Inspirações e referências literárias
“García Márquez sempre. Ele tem um lugar fixo. Também João Cabral de Melo Neto, Adília Lopes, José Eduardo Agualusa, Djaimilia Pereira de Almeida, Ítalo Calvino, Raduan Nassar... muita gente. O livro A visão das plantas, da Djaimilia, foi transformador.”
O papel da literatura na cultura
“A literatura é central na cultura de um povo. É base narrativa para o cinema, as séries, o teatro. Vivemos permeados por palavras — e a literatura é uma extensão disso.

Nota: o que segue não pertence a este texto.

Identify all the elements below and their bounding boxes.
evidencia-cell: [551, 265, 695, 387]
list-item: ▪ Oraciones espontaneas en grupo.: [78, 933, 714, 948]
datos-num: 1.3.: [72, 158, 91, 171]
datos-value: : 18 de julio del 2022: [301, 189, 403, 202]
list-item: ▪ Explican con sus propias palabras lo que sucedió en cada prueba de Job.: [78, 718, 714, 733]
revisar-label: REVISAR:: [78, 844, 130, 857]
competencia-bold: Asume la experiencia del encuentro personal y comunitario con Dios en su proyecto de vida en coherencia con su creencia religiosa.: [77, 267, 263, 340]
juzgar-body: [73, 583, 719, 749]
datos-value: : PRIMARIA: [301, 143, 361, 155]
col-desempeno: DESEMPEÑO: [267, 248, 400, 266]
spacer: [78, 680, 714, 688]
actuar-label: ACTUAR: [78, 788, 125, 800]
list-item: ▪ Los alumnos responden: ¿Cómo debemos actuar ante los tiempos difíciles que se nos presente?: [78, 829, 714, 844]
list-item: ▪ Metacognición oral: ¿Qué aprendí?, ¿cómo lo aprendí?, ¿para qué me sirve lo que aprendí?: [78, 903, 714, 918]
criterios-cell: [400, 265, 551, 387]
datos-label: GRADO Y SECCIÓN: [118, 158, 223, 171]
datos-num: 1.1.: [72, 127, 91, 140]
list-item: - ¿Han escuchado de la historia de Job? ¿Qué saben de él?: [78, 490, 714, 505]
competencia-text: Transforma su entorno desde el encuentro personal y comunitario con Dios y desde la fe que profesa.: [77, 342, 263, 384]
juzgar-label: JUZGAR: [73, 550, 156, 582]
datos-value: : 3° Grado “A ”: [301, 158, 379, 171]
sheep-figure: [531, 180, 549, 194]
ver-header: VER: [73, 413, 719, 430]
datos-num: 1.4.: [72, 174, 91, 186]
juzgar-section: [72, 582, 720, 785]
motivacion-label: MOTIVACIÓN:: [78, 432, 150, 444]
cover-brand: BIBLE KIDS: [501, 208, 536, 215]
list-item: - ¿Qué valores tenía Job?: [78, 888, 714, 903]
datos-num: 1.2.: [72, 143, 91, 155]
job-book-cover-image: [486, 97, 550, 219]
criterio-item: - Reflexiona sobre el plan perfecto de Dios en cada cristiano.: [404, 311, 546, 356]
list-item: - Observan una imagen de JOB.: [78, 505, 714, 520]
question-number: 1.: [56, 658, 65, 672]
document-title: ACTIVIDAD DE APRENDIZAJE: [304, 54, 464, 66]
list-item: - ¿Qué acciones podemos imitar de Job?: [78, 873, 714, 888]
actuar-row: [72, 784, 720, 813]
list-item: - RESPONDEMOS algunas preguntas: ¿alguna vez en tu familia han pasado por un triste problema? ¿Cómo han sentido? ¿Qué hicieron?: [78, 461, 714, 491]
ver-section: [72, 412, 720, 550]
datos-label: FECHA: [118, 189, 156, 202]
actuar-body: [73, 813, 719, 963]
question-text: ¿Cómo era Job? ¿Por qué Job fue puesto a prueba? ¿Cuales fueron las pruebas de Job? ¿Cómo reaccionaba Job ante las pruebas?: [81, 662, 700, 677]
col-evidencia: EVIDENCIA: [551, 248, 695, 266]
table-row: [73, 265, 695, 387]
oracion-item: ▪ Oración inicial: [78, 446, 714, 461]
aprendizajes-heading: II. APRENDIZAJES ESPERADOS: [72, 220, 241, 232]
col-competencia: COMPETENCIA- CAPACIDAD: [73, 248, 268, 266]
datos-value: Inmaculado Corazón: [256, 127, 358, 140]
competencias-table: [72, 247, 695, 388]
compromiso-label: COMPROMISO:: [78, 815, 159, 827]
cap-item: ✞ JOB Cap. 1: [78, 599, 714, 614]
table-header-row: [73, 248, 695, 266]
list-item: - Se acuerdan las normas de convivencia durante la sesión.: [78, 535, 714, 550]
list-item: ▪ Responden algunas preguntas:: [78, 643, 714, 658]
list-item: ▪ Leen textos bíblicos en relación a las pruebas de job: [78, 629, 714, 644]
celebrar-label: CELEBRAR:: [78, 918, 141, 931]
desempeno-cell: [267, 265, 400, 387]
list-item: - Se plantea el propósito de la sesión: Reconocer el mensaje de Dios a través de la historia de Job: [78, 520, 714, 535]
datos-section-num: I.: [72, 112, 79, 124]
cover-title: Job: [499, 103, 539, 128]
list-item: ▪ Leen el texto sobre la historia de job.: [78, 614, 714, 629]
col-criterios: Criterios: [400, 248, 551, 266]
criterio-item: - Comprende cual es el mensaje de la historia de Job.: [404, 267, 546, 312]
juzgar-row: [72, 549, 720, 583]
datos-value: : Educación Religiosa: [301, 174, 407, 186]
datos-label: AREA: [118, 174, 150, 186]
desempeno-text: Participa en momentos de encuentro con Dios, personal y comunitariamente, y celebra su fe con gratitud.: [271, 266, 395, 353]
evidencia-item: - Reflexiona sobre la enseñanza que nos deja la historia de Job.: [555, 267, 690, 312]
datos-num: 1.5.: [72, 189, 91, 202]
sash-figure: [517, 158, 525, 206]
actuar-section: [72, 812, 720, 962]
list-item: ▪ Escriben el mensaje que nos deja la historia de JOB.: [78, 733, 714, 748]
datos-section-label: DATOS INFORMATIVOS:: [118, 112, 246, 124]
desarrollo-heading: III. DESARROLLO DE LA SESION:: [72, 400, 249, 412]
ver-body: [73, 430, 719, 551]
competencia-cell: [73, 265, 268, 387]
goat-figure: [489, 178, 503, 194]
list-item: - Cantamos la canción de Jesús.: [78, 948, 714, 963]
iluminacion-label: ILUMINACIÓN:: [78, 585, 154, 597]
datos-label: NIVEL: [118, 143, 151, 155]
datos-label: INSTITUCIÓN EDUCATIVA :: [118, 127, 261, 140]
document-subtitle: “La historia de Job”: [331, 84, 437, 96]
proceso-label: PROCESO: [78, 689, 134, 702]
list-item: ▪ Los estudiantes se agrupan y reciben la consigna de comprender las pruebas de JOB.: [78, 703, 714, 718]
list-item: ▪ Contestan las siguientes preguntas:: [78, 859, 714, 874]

O triste é ver o acesso cada vez mais difícil: livros caros, educação precária, formação deficiente. Falta compreensão do que é um texto literário. Ainda assim, sigo esperançosa: há iniciativas e pessoas que mantêm viva essa chama.”
A escuta como tema e gesto
Sobre Samuel, o protagonista que ouve as vozes das mulheres:
“Nunca tinha pensado nisso, mas é verdade — ele é um homem que ouve mulheres, o que é raro na sociedade. Não foi proposital, mas eu faria propositalmente, sim. Essa surdez seletiva masculina é um abismo.”
Ler mais mulheres
“Procuro ler mais mulheres, intencionalmente. Fico feliz com autoras como Marcela Dantés, com clubes como o Amora e o Leia Mulheres, e com selos como o Clarabóia. Fomos silenciadas por muito tempo por uma perspectiva masculina, branca e heteronormativa. A literatura está ficando mais plural, e isso tem muito a ver com o olhar feminino. Isso me dá esperança.”
Livros que gostaria de ter escrito
“De amor e outros demônios, de García Márquez, com certeza. E tudo que Adília Lopes e Sophia de Mello Breyner Andresen escreveram. Eu queria ter o dom da poesia, mas o meu caminho é a prosa.”
Novo romance: Oração para desaparecer
“Comecei a escrever Oração para desaparecer ao saber de uma igreja no litoral do Ceará soterrada por uma duna móvel. A história acompanha uma mulher que é enterrada viva e acorda em Portugal, sem memória. Ela tenta entender o que aconteceu e, aos poucos, o desaparecimento se conecta ao soterramento dessa igreja, construída com o trabalho de povos indígenas e escravizados. É uma metáfora sobre as origens e os apagamentos da nossa história. O romance será lançado este ano pela Companhia das Letras.”
Sobre a autora
Socorro Acioli nasceu no Ceará e tem uma trajetória consolidada na literatura infantil e juvenil, com 18 livros publicados. Vencedora do Prêmio Jabuti, doutora em Estudos de Literatura e apaixonada pelo Nordeste e suas histórias, Socorro constrói uma obra que une realismo mágico, memória cultural e sensibilidade social, atravessando gerações e leitores de todas as idades.